Selon ses conclusions du 25/02/22, Mme [K] [N] demande à la cour de :

-infirmer le jugement du conseil de prud'hommes de Lens en ce qu'il a l'a déboutée de ses demandes au titre des indemnités de licenciement et pour le préjudice moral,

-confirmer le jugement du conseil de prud'homme de Lens en ce qu'il a condamné l'association SAPIH INSERTION à lui payer les sommes de 5.700 € au titre du préavis, 470 € au titre de congé sur préavis et 1.000 € sur le fondement de l'article 700 du code de procédure civile,

Y ajoutant,

-condamner l'association SAPIH INSERTION à lui payer la somme de 9.120€ au titre du licenciement

-condamner l'association SAPIH INSERTION à lui payer la somme de 68.400 € au titre de l'indemnité pour licenciement illicite,

-condamner l'association SAPIH INSERTION à lui la somme de 50.000 € au titre du préjudice moral subi par elle,

-condamner l'association SAPIH INSERTION à lui payer la somme de 5.000 € sur le fondement de l'article 700 du code de procédure civile,

-condamner l'association SAPIH INSERTION aux dépens.
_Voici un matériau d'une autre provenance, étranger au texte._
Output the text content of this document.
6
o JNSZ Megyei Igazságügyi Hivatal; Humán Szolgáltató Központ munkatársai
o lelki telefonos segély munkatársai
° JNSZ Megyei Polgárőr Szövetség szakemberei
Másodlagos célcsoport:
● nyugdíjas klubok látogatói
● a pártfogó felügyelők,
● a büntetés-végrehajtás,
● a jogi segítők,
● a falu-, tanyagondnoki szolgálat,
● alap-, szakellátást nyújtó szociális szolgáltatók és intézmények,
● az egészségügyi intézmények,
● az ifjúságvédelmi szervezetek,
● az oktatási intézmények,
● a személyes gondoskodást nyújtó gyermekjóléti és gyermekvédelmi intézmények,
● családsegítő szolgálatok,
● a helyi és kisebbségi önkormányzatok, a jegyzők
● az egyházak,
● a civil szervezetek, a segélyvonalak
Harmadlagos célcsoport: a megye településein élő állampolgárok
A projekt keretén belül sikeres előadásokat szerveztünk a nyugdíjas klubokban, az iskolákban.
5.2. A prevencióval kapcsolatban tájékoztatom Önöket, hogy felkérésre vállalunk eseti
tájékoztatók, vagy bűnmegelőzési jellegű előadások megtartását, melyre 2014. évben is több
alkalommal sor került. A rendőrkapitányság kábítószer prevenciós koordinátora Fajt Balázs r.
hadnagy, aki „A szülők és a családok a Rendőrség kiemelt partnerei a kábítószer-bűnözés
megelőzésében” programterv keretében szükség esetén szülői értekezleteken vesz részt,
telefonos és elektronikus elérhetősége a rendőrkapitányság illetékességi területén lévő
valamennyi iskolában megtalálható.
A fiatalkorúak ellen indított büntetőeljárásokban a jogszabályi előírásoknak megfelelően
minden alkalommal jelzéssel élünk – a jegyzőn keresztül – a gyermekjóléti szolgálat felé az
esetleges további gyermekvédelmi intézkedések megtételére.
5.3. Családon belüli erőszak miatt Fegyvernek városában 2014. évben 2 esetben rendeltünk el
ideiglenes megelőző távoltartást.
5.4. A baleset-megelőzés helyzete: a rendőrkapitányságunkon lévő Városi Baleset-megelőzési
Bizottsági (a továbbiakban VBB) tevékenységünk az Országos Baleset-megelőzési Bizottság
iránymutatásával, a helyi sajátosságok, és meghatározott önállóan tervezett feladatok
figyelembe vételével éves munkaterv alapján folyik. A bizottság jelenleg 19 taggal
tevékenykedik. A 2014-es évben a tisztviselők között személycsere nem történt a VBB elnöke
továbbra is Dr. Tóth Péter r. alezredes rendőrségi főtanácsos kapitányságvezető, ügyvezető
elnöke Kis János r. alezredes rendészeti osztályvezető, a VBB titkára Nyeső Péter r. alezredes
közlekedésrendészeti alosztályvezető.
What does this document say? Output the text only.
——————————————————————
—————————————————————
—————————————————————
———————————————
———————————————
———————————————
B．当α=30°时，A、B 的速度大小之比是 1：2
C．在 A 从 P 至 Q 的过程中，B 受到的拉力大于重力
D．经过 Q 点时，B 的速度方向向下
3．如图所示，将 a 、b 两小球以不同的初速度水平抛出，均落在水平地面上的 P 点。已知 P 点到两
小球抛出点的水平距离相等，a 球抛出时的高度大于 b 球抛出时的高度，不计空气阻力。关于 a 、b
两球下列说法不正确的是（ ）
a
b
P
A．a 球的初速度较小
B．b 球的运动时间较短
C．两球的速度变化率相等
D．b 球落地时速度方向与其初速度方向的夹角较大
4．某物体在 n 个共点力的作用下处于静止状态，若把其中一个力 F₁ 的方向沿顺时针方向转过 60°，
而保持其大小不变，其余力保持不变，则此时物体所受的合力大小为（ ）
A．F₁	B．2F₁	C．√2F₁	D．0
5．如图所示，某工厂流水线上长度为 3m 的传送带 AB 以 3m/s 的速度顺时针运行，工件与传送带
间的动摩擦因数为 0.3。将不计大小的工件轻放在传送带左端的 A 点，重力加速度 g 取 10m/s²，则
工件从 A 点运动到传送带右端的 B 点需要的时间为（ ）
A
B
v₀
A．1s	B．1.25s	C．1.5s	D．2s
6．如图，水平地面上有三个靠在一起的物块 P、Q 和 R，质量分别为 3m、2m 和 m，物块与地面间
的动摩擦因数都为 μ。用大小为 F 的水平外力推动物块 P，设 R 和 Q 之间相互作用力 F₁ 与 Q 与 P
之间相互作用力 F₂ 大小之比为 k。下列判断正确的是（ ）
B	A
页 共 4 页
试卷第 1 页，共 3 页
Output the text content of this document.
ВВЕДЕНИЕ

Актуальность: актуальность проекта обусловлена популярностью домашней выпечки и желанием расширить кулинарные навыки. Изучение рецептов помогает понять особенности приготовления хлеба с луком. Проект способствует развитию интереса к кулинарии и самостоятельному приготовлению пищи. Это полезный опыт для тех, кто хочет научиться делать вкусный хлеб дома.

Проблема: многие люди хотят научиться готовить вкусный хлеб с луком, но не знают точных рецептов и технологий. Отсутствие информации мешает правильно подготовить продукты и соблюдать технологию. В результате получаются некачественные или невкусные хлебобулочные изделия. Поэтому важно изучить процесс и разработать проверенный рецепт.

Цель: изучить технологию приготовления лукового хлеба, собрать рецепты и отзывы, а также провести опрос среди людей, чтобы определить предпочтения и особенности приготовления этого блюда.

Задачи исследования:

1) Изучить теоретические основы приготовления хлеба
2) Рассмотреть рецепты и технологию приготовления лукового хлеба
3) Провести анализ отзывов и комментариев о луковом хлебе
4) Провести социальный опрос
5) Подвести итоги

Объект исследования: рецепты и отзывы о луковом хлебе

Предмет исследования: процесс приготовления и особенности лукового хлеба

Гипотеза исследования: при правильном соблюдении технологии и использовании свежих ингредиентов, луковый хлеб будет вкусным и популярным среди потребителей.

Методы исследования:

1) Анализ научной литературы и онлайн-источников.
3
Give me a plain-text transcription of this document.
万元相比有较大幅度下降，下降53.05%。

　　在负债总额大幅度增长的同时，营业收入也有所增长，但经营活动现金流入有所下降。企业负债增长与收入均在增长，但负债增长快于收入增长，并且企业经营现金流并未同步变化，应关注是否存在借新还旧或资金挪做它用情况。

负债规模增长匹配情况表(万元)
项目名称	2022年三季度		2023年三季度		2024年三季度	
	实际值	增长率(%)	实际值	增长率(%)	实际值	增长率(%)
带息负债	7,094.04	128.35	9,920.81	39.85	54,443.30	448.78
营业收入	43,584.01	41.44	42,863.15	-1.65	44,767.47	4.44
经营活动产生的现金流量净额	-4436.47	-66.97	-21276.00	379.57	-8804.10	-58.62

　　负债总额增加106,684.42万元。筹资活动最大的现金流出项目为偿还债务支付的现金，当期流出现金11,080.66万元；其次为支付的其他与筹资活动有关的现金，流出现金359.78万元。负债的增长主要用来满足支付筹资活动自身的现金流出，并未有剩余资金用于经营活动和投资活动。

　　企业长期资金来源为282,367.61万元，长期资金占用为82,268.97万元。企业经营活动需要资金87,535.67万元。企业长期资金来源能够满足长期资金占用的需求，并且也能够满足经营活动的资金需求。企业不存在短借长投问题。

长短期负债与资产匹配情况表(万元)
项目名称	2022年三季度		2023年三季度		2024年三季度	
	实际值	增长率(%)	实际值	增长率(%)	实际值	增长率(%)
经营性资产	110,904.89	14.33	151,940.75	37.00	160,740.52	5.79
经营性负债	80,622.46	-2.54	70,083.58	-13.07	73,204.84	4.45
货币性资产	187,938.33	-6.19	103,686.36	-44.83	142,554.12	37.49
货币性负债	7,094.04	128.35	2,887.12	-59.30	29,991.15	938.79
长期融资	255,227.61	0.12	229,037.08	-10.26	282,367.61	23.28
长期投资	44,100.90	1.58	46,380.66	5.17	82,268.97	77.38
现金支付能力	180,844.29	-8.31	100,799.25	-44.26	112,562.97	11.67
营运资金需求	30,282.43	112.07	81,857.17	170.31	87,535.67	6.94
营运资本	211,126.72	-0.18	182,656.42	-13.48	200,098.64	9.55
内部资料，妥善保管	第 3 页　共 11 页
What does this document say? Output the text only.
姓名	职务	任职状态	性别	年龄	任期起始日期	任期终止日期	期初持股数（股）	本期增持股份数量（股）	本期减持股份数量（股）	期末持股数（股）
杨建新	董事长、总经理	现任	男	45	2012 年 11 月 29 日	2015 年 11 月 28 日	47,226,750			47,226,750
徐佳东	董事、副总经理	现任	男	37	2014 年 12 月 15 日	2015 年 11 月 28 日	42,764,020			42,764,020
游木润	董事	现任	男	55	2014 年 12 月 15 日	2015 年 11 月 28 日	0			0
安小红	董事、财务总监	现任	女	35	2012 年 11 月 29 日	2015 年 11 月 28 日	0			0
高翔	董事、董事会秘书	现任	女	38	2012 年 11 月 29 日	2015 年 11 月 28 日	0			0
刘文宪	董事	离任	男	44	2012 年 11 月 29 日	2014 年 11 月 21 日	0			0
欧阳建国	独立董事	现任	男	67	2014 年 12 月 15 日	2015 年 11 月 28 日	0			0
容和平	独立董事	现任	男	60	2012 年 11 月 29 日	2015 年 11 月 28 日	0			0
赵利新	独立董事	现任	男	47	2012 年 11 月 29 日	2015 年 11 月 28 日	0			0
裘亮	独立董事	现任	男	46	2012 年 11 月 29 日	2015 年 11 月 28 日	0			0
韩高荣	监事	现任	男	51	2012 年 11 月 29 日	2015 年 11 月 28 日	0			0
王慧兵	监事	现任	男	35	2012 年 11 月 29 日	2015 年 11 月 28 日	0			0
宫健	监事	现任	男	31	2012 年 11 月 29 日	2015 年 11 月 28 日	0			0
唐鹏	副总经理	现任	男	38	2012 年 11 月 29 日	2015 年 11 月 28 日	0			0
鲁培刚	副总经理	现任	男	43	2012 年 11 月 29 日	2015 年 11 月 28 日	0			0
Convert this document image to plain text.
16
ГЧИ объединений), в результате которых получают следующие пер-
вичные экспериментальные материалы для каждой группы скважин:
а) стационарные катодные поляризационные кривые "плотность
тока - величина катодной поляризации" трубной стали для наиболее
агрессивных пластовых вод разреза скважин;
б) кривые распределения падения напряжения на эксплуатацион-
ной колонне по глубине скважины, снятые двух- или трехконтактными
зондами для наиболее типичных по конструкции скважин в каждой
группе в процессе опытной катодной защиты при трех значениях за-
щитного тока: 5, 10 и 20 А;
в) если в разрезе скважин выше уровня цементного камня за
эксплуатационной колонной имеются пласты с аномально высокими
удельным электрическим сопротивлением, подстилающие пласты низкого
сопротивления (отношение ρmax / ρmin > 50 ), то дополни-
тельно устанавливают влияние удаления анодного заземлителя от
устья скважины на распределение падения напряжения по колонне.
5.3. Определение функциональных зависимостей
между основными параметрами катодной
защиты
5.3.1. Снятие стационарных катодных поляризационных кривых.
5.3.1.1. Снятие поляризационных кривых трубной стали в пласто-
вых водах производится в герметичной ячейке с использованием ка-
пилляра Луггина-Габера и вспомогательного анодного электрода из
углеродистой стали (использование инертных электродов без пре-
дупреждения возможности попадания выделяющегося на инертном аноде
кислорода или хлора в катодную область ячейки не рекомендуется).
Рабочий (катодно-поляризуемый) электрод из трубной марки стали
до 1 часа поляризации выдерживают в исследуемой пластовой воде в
La clôture de la procédure résulte d'une ordonnance du 23/03/2022.

Pour un exposé complet des faits, de la procédure, des moyens et des prétentions des parties, la cour se réfère aux conclusions écrites transmises par RPVA dont un exemplaire a été déposé à l'audience de plaidoirie.

MOTIFS DE L'ARRET

Sur la nullité du licenciement

L'appelante souligne que le premier juge a prononcé la nullité du licenciement tout en écartant les faits de harcèlement moral, qu'en l'espèce aucun harcèlement moral n'est avéré, que la salariée n'est pas en mesure de nommer la personne qui en serait à l'origine, qu'en réalité Mme [N] se prévaut de la procédure pénale, que la reconnaissance tardive de la maladie professionnelle lui est inopposable, qu'au surplus tout harcèlement moral a été écarté par la juridiction des affaires sociales, que son obligation de sécurité de résultat en matière de protection de la santé de ses salariés lui a imposé de déposer plainte, que ce n'est pas de son fait si Mme [N] a été placée en garde en vue, que plusieurs salariés l'ont désignée comme la possible responsable de cet évènement compte tenu de son comportement antérieur sur son lieu de travail, que cette dernière a indiqué le 16 juillet 2017 n'avoir aucun problème avec qui que ce soit, que c'est le médecin du travail qui a conseillé d'appeler les pompiers, que s'il peut être admis que la procédure a été une épreuve, ce contexte n'est pas du harcèlement, le licenciement ne pouvant dès lors encourir la nullité.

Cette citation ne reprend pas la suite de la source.